Thereafter for my second PhD work package, I present data from the IMPROVE cohort study, a prospective cohort study of 450 adults with HIV-associated cryptococcal meningitis conducted in Uganda to describe the co-prevalence of TB, CMV and BSI through delivery of an enhanced opportunistic screening package. Through design and delivery of this prospective cohort study, I demonstrated that active TB disease (45% prevalence) and CMV viraemia (34% prevalence) are common amongst hospitalised adults diagnosed with cryptococcal meningitis, with community acquired (1% prevalence) and nosocomial BSI (3% prevalence) occurring less frequently. Co-prevalent TB disease (aOR 1.65; 95%CI 1.06-2.57) and CMV viraemia (aOR 2.12; 95%CI 1.32-3.40) were associated with increased odds of 18-week mortality within the IMPROVE prospective cohort; and participants with both TB disease and CMV viraemia had the highest overall mortality risk, 52% at 18-weeks.
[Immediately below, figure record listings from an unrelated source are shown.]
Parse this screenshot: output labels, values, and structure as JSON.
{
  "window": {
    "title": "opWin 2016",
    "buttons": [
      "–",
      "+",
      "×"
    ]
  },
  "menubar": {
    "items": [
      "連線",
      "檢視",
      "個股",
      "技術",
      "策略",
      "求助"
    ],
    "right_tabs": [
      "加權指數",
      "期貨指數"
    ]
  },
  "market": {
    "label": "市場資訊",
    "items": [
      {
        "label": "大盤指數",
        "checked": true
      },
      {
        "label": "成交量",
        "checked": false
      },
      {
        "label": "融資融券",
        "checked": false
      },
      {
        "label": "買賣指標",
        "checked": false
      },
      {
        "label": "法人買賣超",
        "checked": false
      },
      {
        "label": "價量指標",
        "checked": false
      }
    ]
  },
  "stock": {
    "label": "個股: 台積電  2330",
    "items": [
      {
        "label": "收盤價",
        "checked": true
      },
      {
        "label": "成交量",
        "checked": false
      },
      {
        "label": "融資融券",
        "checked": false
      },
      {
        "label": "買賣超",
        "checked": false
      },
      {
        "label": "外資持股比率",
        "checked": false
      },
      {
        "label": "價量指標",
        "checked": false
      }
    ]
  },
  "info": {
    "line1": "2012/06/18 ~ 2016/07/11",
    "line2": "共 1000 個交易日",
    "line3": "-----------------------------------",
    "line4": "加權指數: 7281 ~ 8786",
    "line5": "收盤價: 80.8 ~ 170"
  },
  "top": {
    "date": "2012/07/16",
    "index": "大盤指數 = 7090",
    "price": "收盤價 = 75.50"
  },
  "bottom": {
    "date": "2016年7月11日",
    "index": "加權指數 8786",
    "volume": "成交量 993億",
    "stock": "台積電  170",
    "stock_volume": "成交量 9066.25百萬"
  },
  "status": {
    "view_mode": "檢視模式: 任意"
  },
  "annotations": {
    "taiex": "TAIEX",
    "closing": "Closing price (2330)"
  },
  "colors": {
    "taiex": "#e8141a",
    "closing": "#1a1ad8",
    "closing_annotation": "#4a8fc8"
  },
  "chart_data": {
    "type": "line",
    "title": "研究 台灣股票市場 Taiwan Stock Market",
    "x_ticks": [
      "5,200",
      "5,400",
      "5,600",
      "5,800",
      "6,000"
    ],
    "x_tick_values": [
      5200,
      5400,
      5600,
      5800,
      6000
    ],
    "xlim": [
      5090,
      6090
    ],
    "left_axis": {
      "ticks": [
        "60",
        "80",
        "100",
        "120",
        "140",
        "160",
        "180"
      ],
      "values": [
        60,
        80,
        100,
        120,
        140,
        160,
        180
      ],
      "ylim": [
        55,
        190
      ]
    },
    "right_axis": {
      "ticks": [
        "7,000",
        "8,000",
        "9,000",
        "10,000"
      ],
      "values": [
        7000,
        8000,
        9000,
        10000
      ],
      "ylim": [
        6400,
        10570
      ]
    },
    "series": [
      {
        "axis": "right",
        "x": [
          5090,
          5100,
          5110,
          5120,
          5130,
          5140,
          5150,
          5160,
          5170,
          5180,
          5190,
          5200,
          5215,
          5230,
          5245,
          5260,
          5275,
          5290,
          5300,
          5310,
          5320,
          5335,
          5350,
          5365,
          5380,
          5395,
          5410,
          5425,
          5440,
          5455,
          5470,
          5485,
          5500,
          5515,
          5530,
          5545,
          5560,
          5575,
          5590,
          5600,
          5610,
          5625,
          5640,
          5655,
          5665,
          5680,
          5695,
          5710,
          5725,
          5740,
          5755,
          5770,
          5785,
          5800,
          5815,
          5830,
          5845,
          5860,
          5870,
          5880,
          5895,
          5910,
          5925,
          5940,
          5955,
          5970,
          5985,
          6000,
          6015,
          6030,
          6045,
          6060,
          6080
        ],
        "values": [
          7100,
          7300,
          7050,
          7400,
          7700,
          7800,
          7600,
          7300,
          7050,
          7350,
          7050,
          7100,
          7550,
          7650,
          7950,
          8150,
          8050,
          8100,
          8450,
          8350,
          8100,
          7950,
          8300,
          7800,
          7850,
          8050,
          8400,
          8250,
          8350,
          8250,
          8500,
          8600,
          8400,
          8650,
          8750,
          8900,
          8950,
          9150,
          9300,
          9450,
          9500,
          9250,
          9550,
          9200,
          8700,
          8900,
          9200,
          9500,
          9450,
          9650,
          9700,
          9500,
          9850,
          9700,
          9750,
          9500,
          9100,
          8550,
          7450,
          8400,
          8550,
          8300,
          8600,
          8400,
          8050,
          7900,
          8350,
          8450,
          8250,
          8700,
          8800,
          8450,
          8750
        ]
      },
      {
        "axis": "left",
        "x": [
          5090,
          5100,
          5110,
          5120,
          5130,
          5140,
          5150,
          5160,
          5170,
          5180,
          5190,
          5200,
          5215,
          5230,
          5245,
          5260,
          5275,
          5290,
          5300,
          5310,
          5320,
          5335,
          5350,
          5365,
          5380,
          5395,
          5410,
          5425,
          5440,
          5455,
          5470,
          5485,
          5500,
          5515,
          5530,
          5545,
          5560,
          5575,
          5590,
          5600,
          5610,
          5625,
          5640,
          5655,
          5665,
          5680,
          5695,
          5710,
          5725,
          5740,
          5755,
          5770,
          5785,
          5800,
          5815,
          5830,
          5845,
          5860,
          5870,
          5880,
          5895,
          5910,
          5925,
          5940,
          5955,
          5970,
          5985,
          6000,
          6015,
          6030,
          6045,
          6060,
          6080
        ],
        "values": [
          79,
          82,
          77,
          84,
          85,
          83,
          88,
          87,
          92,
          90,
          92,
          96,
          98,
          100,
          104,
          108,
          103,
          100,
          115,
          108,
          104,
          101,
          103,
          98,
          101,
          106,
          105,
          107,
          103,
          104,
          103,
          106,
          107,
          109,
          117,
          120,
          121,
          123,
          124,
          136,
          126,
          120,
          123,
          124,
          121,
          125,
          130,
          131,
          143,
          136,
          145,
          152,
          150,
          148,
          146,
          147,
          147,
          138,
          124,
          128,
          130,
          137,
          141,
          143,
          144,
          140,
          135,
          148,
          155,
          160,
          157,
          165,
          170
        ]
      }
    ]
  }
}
Finally for my third PhD work package, I present the results of the nested IMPROVE randomised controlled trial (RCT), a multi-site open-label, non-inferiority strategy trial to evaluate the safety and feasibility of two strategies for the delivery of 1HP (one month of daily rifapentine plus isoniazid) in adults with AHD following initiation of treatment for cryptococcal meningitis. We randomised adults with cryptococcal meningitis and no evidence of active TB disease in a 1:1 ratio to inpatient initiation of 1HP or outpatient initiation of 1HP at week-6 after initiation of anti-fungal therapy (standard of care). The primary end point was TB-disease free 1HP treatment completion at 18-weeks, powered for a 15% noninferiority margin. A total of 205 participants underwent randomisation. In the primary intention-to-treat analysis, 69.9% (72/103) with inpatient 1HP initiation had TB-disease free survival and 1HP treatment completion at 18-weeks vs. 61.8% (63/102) in the outpatient 1HP arm (adjusted risk difference 7.1% 95%CI -5.9% to 20.0%). No significant differences existed in any secondary endpoints when comparing inpatient vs. outpatient 1HP initiation. The IMPROVE trial demonstrated that inpatient initiation of 1HP TPT was non-inferior to outpatient initiation amongst adults with AHD and cryptococcal meningitis. Our data suggest that following exclusion of active TB disease, inpatient initiation of 1HP TPT is feasible and safe.

In conclusion though my PhD research, I have demonstrated that co-infections amongst adults diagnosed with HIV-associated cryptococcal meningitis are common. In particular TB disease and CMV viraemia are highly prevalent, occurring in over half of study participants. Both CMV viraemia and TB disease were strongly associated with increased 18-week mortality and represent potentially modifiable risk factors to improve survival amongst adults with AHD and cryptococcal meningitis. Optimised pre-emptive treatment strategies for TB disease and CMV viraemia may improve outcomes for this extremely high risk population, and interventional trials are now required. Finally, results from the IMPROVE RCT suggest that – following exclusion of active TB disease - 1HP TPT can be safely and feasibly initiated prior to discharge and should be considered as part of an AHD integrated package of care for hospitalised adults treated for cryptococcal meningitis.